Saudi Arabia raises $9 bn in first global Islamic bond issue
RIYADH: Saudi Arabia raised $9 billion in its first global Islamic bond issue, the government announced on Thursday, a move analysts say could ease pressure on foreign reserves.
The sale of Islamic bonds, known as sukuks, comes after the kingdom in October turned to the conventional global debt market for the first time, raising $17.5 billion in a bond issue.
Saudi Arabia has also sold domestic bonds and drawn on its accumulated reserves, all in an effort to reform the economy and address budget deficits caused by a collapse in oil revenues since 2014.
“The ministry of finance received significant interest for the first international issue of the sukuk programme with an order book from investors in excess of $33 billion,” the official Saudi Press Agency said.

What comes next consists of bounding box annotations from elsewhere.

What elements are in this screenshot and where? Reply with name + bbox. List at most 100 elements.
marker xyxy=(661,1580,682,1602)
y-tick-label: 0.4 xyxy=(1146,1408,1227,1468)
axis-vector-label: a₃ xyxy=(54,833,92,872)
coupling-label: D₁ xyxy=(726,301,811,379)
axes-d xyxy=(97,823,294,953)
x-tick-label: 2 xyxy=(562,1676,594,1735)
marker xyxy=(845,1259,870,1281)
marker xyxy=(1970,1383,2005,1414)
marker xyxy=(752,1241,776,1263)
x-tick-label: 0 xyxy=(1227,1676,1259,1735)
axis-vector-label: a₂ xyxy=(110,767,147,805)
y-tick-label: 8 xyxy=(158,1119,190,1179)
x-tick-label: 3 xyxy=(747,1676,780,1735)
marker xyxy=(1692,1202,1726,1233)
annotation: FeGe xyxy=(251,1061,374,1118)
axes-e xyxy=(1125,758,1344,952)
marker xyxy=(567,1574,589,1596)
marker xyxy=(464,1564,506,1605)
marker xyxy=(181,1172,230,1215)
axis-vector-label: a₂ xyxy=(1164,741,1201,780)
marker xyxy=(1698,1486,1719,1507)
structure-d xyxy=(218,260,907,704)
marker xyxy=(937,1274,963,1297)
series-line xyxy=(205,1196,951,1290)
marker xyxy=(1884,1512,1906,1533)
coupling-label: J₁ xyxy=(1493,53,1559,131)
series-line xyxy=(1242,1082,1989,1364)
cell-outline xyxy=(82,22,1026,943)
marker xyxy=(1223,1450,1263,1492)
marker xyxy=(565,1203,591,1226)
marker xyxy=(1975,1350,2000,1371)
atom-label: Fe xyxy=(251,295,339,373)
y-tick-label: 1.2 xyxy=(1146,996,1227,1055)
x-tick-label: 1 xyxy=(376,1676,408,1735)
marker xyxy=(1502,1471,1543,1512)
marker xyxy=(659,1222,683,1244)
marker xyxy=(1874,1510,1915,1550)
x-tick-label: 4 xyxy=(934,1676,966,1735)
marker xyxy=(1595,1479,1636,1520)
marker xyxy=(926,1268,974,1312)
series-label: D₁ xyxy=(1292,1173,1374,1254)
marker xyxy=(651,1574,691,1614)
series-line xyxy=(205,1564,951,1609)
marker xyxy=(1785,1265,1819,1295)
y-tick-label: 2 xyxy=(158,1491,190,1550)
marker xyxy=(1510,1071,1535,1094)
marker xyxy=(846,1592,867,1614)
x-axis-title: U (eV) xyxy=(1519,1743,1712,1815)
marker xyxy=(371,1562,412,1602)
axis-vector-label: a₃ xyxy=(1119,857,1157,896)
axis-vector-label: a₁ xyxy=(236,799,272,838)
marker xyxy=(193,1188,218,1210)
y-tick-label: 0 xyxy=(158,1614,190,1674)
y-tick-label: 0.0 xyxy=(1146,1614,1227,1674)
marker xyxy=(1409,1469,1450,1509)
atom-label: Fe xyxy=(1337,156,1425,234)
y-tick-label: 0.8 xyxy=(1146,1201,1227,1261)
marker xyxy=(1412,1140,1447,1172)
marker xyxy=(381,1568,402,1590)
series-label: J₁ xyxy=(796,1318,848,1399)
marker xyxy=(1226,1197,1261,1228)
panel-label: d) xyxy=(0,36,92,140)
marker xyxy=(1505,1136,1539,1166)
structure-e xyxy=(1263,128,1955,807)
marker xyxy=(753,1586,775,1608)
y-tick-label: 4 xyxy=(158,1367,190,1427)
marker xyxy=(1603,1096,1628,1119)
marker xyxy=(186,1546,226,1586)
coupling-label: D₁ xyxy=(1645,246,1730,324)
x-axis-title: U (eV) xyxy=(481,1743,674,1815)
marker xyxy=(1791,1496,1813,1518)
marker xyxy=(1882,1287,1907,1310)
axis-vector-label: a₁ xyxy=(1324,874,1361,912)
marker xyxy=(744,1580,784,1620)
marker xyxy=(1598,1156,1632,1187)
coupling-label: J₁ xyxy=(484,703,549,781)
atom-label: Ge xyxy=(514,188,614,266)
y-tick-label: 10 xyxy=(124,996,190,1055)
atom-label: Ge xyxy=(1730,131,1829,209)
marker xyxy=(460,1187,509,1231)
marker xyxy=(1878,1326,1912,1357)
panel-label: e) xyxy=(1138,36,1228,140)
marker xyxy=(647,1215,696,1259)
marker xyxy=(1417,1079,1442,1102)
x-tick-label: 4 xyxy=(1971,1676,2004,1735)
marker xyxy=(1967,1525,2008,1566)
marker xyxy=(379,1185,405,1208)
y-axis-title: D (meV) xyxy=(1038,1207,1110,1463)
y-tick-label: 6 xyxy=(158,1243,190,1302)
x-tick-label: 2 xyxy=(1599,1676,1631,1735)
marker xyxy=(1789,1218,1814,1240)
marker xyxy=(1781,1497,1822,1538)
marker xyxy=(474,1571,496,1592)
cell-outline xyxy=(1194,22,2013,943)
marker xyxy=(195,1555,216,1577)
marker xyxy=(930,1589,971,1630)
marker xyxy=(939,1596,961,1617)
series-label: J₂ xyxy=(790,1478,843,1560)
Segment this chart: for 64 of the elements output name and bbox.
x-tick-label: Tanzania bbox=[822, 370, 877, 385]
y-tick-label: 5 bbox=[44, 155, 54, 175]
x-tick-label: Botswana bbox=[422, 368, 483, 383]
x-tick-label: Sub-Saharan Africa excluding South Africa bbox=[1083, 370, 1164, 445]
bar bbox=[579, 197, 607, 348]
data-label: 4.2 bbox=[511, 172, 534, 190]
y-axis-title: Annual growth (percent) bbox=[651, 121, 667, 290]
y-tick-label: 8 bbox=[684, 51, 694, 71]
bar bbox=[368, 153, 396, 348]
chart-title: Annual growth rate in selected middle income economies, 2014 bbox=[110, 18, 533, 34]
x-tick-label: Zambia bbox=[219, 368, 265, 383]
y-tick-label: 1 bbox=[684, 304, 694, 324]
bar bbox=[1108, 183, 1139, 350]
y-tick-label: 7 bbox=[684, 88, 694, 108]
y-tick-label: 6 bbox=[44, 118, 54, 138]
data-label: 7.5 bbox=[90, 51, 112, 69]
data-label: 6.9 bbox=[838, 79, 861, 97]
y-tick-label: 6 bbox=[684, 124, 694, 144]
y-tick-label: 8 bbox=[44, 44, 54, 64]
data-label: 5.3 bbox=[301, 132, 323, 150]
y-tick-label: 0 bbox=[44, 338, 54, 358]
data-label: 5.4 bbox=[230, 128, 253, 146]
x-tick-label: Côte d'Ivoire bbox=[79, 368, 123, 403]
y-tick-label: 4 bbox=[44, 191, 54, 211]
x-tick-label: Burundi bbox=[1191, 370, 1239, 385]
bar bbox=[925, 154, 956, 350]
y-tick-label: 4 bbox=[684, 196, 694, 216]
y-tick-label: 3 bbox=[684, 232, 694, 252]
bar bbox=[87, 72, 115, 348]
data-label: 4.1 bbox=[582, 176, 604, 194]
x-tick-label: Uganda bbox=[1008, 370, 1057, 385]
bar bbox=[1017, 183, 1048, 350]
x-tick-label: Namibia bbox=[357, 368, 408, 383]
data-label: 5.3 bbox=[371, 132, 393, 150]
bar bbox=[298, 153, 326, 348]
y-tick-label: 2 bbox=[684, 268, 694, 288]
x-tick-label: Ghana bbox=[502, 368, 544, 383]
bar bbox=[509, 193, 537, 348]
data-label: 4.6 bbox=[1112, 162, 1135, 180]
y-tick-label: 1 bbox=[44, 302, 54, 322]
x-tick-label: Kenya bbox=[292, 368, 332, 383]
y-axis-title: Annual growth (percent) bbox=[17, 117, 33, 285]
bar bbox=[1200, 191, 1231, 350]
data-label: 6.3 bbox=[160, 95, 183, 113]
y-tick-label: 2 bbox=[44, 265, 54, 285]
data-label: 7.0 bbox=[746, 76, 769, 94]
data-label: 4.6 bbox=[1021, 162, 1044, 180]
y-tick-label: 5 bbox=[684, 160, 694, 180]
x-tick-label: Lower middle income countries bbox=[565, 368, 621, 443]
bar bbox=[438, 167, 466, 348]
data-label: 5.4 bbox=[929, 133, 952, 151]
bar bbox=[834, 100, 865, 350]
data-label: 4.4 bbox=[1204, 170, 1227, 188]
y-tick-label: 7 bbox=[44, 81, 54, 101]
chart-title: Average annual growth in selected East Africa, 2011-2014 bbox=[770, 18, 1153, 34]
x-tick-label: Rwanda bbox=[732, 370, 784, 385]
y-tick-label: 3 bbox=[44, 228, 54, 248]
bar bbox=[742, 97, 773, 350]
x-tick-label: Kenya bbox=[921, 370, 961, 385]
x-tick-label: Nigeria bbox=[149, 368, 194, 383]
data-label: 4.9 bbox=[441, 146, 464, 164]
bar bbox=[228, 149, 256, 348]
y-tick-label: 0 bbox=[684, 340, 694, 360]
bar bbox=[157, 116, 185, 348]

There will be two tranches of $4.5 billion, one maturing in 2022 and another in 2027, reflecting “the strong fundamentals of the Saudi economy,” it said.
Islamic financial instruments including sukuks are structured to comply with Islamic law, which does not allow the payment of interest.
Riyadh has forecast a budget deficit of $53 billion this year, after an even bigger shortfall last year prompted subsidy cuts and delays in major projects.
In a report this month, Saudi firm Jadwa Investment said the kingdom’s foreign reserves, including securities, bank deposits and gold, had fallen to a near six-year low.
Reserves dropped to $514 billion in February, down $10 billion from the previous month and the lowest level since August 2011, Jadwa said.
“Any new international sovereign bond, or indeed sukuk issuance, should alleviate the pressure on foreign exchange reserve withdrawals,” the researchers said.
Patrick Dennis, lead Middle East economist at Oxford Economics in London, told AFP the sukuk sale helps put Saudi Arabia “in a strong position in terms of funding”.
While easing the rundown in reserves, it should also continue to reduce the need for borrowing through domestic bonds, which now has not occurred for about six months, he said.
Domestic bond purchases put pressure on the liquidity of banks, threatening their ability to lend and constraining economic growth as a result.
Dennis said the foreign exchange reserves are still “quite a lot to play with over the next few years.”
Attention should rather be on whether the kingdom can diversify its economy without greatly harming growth, so that it can continue overseas borrowing at attractive rates, he said.
Saudi Arabia last year began a wide-ranging economic and social reform effort. Known as Vision 2030, it calls for development of non-oil industries, small and medium enterprises, and a broader investment base, all of which should employ more Saudis.